Have you considered version control or ensuring every update has passed through legal. Good libraries do that for you and they do it at scale, with consistency and speed. This ongoing support is often overlooked when elearning library pricing is compared against one-off development costs.
What Elearning Library Pricing Really Covers
Repeatability, speed of rollout, multilingual options, and the ability to reach global teams with consistent quality.
E-Learning Libraries let you deploy across geographies, languages, and roles without building a new course each time. And when it comes to proving ROI, usage data, procurement reviews, and renewal decisions all get easier when the value is baked into the model.
“The complex pricing models put forward by some providers don’t help,” Scott explains. “Buyers want clarity, especially during procurement. When you’re asked to commit to a multi-year licence priced by user and course count, that top-line figure can look daunting. But that’s when you need to break it down, price per user, per course, and compare it to alternatives like custom development. At Real Projects, we’ve kept our pricing simple so buyers can make fair comparisons and feel confident in what they’re getting.”
The Cost of Waiting Versus the Cost of Acting
If you’ve got nothing in place, anything is a step forward.
Even if the library isn’t a perfect fit today, it can bridge a critical gap while you evaluate longer-term strategy. In procurement terms, that’s a win. In human terms, that’s progress.
“You need to look at your own procurement process and budget first,” Scott advises. “The library might not be used 100 percent, but you’re not just buying content. You’re buying flexibility, speed, a roadmap, updates, and support. That value sits outside the course list. It’s about enabling L&D to move quickly and scale confidently.”
5 Things To Do Before You Buy
- Create a content map to match required topics with the library catalogue
- Baseline your internal costs for custom development, software, SME time, localisation, and maintenance
- Evaluate your platform to check whether your LMS or LXP can handle quick uploads and basic functionality
- Define your content maintenance plan to understand ongoing review cycles and update costs
- Set review criteria for usage data and renewal decisions to keep your procurement grounded in value, not guesswork
Frequently Asked Questions
Is elearning more expensive compared to traditional ways of learning?
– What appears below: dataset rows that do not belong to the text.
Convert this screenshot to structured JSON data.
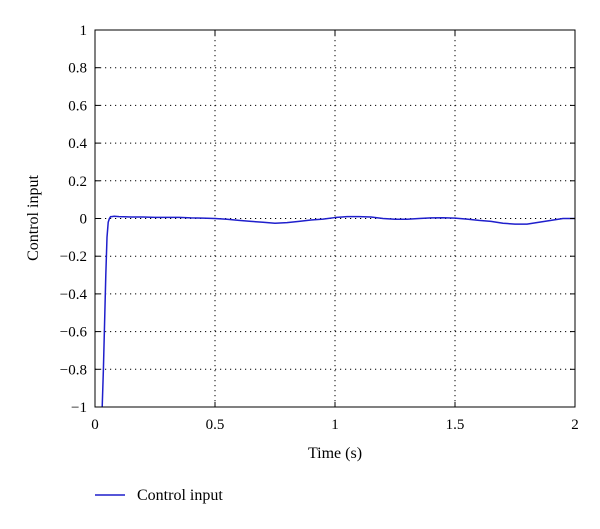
{
  "chart_data": {
    "type": "line",
    "title": "",
    "xlabel": "Time (s)",
    "ylabel": "Control input",
    "xlim": [
      0,
      2
    ],
    "ylim": [
      -1,
      1
    ],
    "xticks": [
      0,
      0.5,
      1,
      1.5,
      2
    ],
    "xtick_labels": [
      "0",
      "0.5",
      "1",
      "1.5",
      "2"
    ],
    "yticks": [
      -1,
      -0.8,
      -0.6,
      -0.4,
      -0.2,
      0,
      0.2,
      0.4,
      0.6,
      0.8,
      1
    ],
    "ytick_labels": [
      "−1",
      "−0.8",
      "−0.6",
      "−0.4",
      "−0.2",
      "0",
      "0.2",
      "0.4",
      "0.6",
      "0.8",
      "1"
    ],
    "grid": true,
    "legend_position": "bottom-left",
    "series": [
      {
        "name": "Control input",
        "color": "#1f1fcc",
        "x": [
          0.03,
          0.035,
          0.04,
          0.045,
          0.05,
          0.055,
          0.06,
          0.065,
          0.07,
          0.08,
          0.1,
          0.15,
          0.2,
          0.25,
          0.3,
          0.35,
          0.4,
          0.45,
          0.5,
          0.55,
          0.6,
          0.65,
          0.7,
          0.75,
          0.8,
          0.85,
          0.9,
          0.95,
          1.0,
          1.05,
          1.1,
          1.15,
          1.2,
          1.25,
          1.3,
          1.35,
          1.4,
          1.45,
          1.5,
          1.55,
          1.6,
          1.65,
          1.7,
          1.75,
          1.8,
          1.85,
          1.9,
          1.95,
          2.0
        ],
        "y": [
          -1.0,
          -0.8,
          -0.55,
          -0.3,
          -0.1,
          -0.02,
          0.0,
          0.01,
          0.01,
          0.012,
          0.01,
          0.008,
          0.008,
          0.006,
          0.006,
          0.006,
          0.003,
          0.002,
          0.0,
          -0.004,
          -0.01,
          -0.015,
          -0.02,
          -0.025,
          -0.022,
          -0.015,
          -0.008,
          -0.003,
          0.005,
          0.01,
          0.01,
          0.008,
          0.0,
          -0.004,
          -0.004,
          0.0,
          0.003,
          0.004,
          0.002,
          -0.003,
          -0.01,
          -0.015,
          -0.025,
          -0.03,
          -0.03,
          -0.02,
          -0.01,
          0.0,
          0.0
        ]
      }
    ]
  }
}
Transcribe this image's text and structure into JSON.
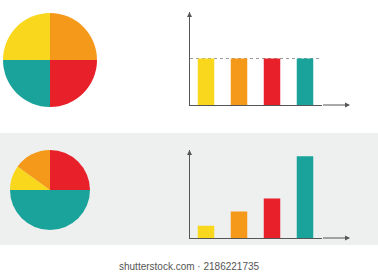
{
  "chart_data": [
    {
      "type": "pie",
      "values": [
        25,
        25,
        25,
        25
      ],
      "colors": [
        "#f4991a",
        "#e8202a",
        "#1aa39a",
        "#f9d71c"
      ]
    },
    {
      "type": "bar",
      "categories": [
        null,
        null,
        null,
        null
      ],
      "values": [
        50,
        50,
        50,
        50
      ],
      "colors": [
        "#f9d71c",
        "#f4991a",
        "#e8202a",
        "#1aa39a"
      ],
      "ylim": [
        0,
        100
      ],
      "yticks": [
        50
      ],
      "grid": true,
      "tick_labels": false
    },
    {
      "type": "pie",
      "values": [
        25,
        50,
        10,
        15
      ],
      "colors": [
        "#e8202a",
        "#1aa39a",
        "#f9d71c",
        "#f4991a"
      ]
    },
    {
      "type": "bar",
      "categories": [
        null,
        null,
        null,
        null
      ],
      "values": [
        14,
        30,
        45,
        93
      ],
      "colors": [
        "#f9d71c",
        "#f4991a",
        "#e8202a",
        "#1aa39a"
      ],
      "ylim": [
        0,
        100
      ],
      "yticks": [],
      "grid": false,
      "tick_labels": false
    }
  ],
  "footer": "shutterstock.com · 2186221735"
}
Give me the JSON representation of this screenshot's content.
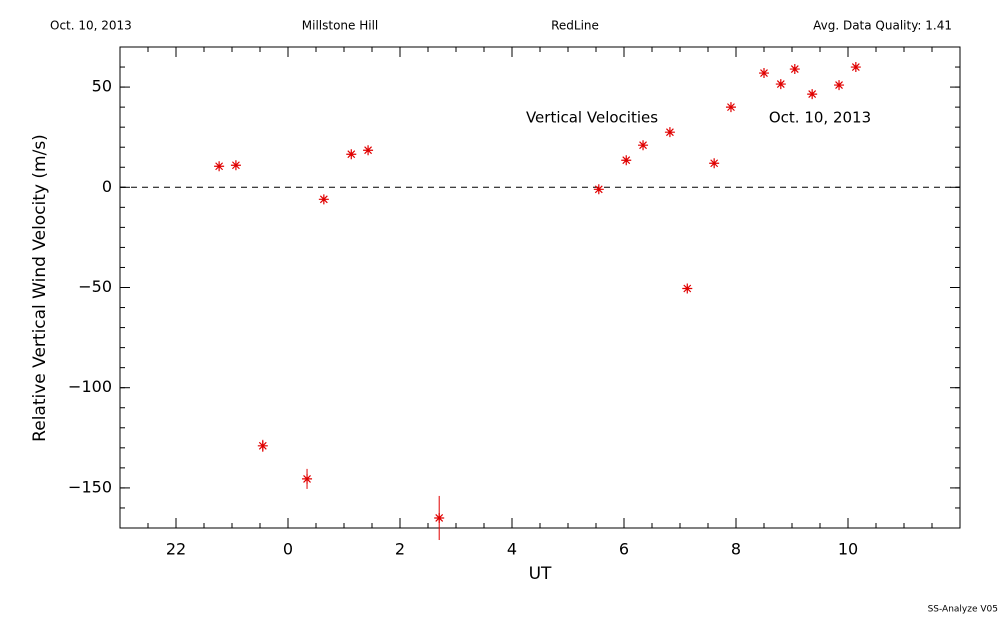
{
  "chart_data": {
    "type": "scatter",
    "header": [
      "Oct. 10, 2013",
      "Millstone Hill",
      "RedLine",
      "Avg. Data Quality: 1.41"
    ],
    "annotations": [
      "Vertical Velocities",
      "Oct. 10, 2013"
    ],
    "footer": "SS-Analyze V05",
    "xlabel": "UT",
    "ylabel": "Relative Vertical Wind Velocity (m/s)",
    "xlim": [
      -3,
      12
    ],
    "xticks": [
      {
        "value": -2,
        "label": "22"
      },
      0,
      2,
      4,
      6,
      8,
      10
    ],
    "xminor_step": 0.5,
    "ylim": [
      -170,
      70
    ],
    "yticks": [
      {
        "value": -150,
        "label": "−150"
      },
      {
        "value": -100,
        "label": "−100"
      },
      {
        "value": -50,
        "label": "−50"
      },
      0,
      50
    ],
    "yminor_step": 10,
    "reference_line": 0,
    "color": "#e00000",
    "x": [
      -1.23,
      -0.93,
      -0.45,
      0.34,
      0.64,
      1.13,
      1.43,
      2.7,
      5.55,
      6.04,
      6.34,
      6.82,
      7.13,
      7.61,
      7.91,
      8.5,
      8.8,
      9.05,
      9.36,
      9.84,
      10.14
    ],
    "values": [
      10.5,
      11,
      -129,
      -145.5,
      -6,
      16.5,
      18.5,
      -165,
      -1,
      13.5,
      21,
      27.5,
      -50.5,
      12,
      40,
      57,
      51.5,
      59,
      46.5,
      51,
      60
    ],
    "errors": [
      1,
      1,
      3,
      5,
      1,
      1,
      1,
      11,
      1,
      1,
      1,
      1,
      1,
      1,
      1,
      1,
      1,
      1,
      1,
      1,
      1
    ]
  }
}
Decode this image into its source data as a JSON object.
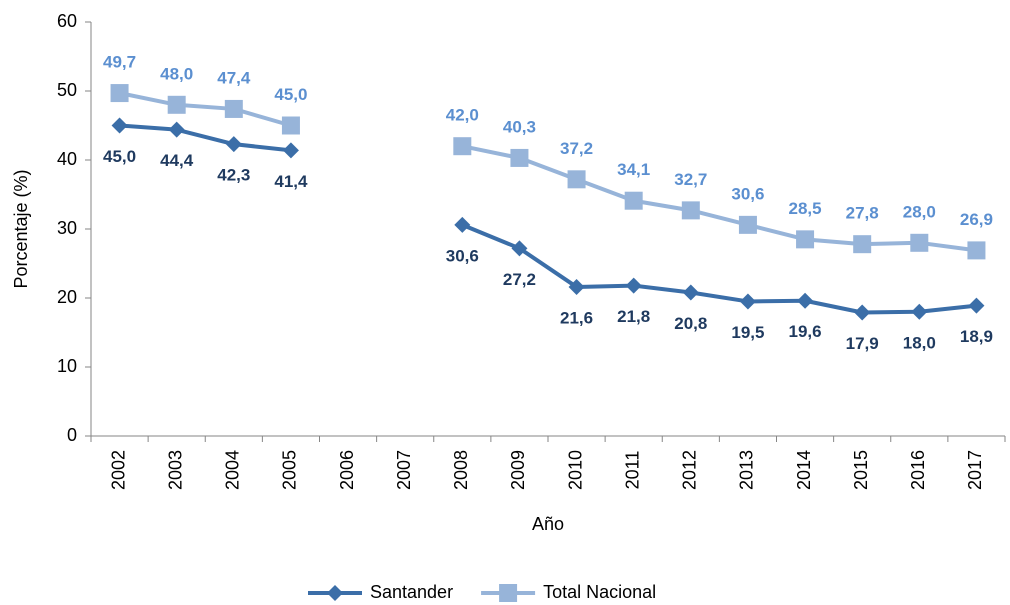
{
  "chart_data": {
    "type": "line",
    "y_label": "Porcentaje (%)",
    "x_label": "Año",
    "categories": [
      "2002",
      "2003",
      "2004",
      "2005",
      "2006",
      "2007",
      "2008",
      "2009",
      "2010",
      "2011",
      "2012",
      "2013",
      "2014",
      "2015",
      "2016",
      "2017"
    ],
    "ylim": [
      0,
      60
    ],
    "yticks": [
      0,
      10,
      20,
      30,
      40,
      50,
      60
    ],
    "grid": false,
    "series": [
      {
        "name": "Santander",
        "color": "#3b6ea8",
        "label_color": "#1f3a5f",
        "marker": "diamond",
        "label_position": "below",
        "values": [
          45.0,
          44.4,
          42.3,
          41.4,
          null,
          null,
          30.6,
          27.2,
          21.6,
          21.8,
          20.8,
          19.5,
          19.6,
          17.9,
          18.0,
          18.9
        ],
        "value_labels": [
          "45,0",
          "44,4",
          "42,3",
          "41,4",
          null,
          null,
          "30,6",
          "27,2",
          "21,6",
          "21,8",
          "20,8",
          "19,5",
          "19,6",
          "17,9",
          "18,0",
          "18,9"
        ]
      },
      {
        "name": "Total Nacional",
        "color": "#97b4d9",
        "label_color": "#5b8fd0",
        "marker": "square",
        "label_position": "above",
        "values": [
          49.7,
          48.0,
          47.4,
          45.0,
          null,
          null,
          42.0,
          40.3,
          37.2,
          34.1,
          32.7,
          30.6,
          28.5,
          27.8,
          28.0,
          26.9
        ],
        "value_labels": [
          "49,7",
          "48,0",
          "47,4",
          "45,0",
          null,
          null,
          "42,0",
          "40,3",
          "37,2",
          "34,1",
          "32,7",
          "30,6",
          "28,5",
          "27,8",
          "28,0",
          "26,9"
        ]
      }
    ],
    "legend": "bottom"
  }
}
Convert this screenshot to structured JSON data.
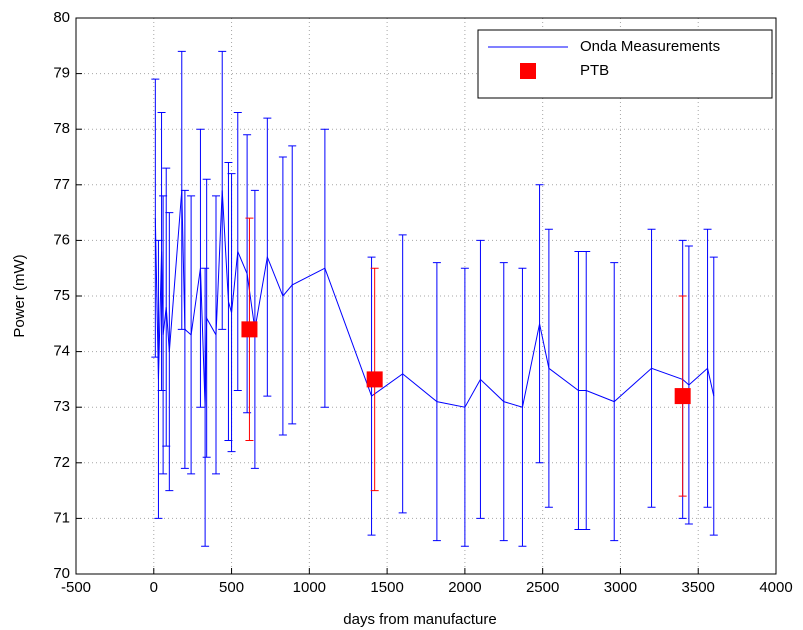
{
  "chart_data": {
    "type": "errorbar",
    "x_label": "days from manufacture",
    "y_label": "Power (mW)",
    "xlim": [
      -500,
      4000
    ],
    "xticks": [
      -500,
      0,
      500,
      1000,
      1500,
      2000,
      2500,
      3000,
      3500,
      4000
    ],
    "ylim": [
      70,
      80
    ],
    "yticks": [
      70,
      71,
      72,
      73,
      74,
      75,
      76,
      77,
      78,
      79,
      80
    ],
    "grid": true,
    "legend": "upper right",
    "series": [
      {
        "name": "Onda Measurements",
        "color": "#0000ff",
        "marker": "none",
        "x": [
          10,
          30,
          50,
          60,
          80,
          100,
          180,
          200,
          240,
          300,
          330,
          340,
          400,
          440,
          480,
          500,
          540,
          600,
          650,
          730,
          830,
          890,
          1100,
          1400,
          1600,
          1820,
          2000,
          2100,
          2250,
          2370,
          2480,
          2540,
          2730,
          2780,
          2960,
          3200,
          3400,
          3440,
          3560,
          3600
        ],
        "values": [
          76.4,
          73.5,
          75.8,
          74.3,
          74.8,
          74.0,
          76.9,
          74.4,
          74.3,
          75.5,
          73.0,
          74.6,
          74.3,
          76.9,
          74.9,
          74.7,
          75.8,
          75.4,
          74.4,
          75.7,
          75.0,
          75.2,
          75.5,
          73.2,
          73.6,
          73.1,
          73.0,
          73.5,
          73.1,
          73.0,
          74.5,
          73.7,
          73.3,
          73.3,
          73.1,
          73.7,
          73.5,
          73.4,
          73.7,
          73.2
        ],
        "errors": [
          2.5,
          2.5,
          2.5,
          2.5,
          2.5,
          2.5,
          2.5,
          2.5,
          2.5,
          2.5,
          2.5,
          2.5,
          2.5,
          2.5,
          2.5,
          2.5,
          2.5,
          2.5,
          2.5,
          2.5,
          2.5,
          2.5,
          2.5,
          2.5,
          2.5,
          2.5,
          2.5,
          2.5,
          2.5,
          2.5,
          2.5,
          2.5,
          2.5,
          2.5,
          2.5,
          2.5,
          2.5,
          2.5,
          2.5,
          2.5
        ]
      },
      {
        "name": "PTB",
        "color": "#ff0000",
        "marker": "square",
        "x": [
          615,
          1420,
          3400
        ],
        "values": [
          74.4,
          73.5,
          73.2
        ],
        "errors": [
          2.0,
          2.0,
          1.8
        ]
      }
    ]
  }
}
Elearning often looks more expensive upfront, but it usually costs less overall.
Instructor-led training includes trainer fees, venues, travel, and time away from work.
Elearning scales easily, deploys faster, and avoids repeat delivery costs across teams and locations.
How much does elearning cost?
Costs vary by approach. It depends on time, levels of interactivity and the content.
A single 20-minute custom elearning course can cost £10,000-£50,000+ and take months to build. A smaller microlearning build can start from a few thousand.
Elearning libraries spread that cost across hundreds of courses, include updates and localisation, and are typically far more cost-effective over time.
What are E-Learning Libraries?
E-Learning Libraries are collections of ready-made elearning courses that organisations can licence and deploy quickly.
They cover common topics like compliance, leadership, wellbeing, and skills, without needing to build content from scratch.
Why do E-Learning Libraries look expensive at first?
The upfront price is visible and fixed, which can trigger hesitation.
Compared to custom content or classroom training, libraries bundle development, updates, localisation, and maintenance into one cost, which is often cheaper over time.
Are E-Learning Libraries cheaper than custom elearning?
In most cases, yes. A single 20-minute custom elearning course can cost £10,000-£40,000 and take months to build. E-Learning Libraries provide hundreds of courses instantly, without design, SME, project management, or ongoing maintenance costs.
How do E-Learning Libraries save money on localisation?
Good libraries include localisation as part of the licence. That avoids separate translation, review, audio, and QA costs, which can add 20-40 percent per language when done independently. Built-in localisation can save thousands across global teams.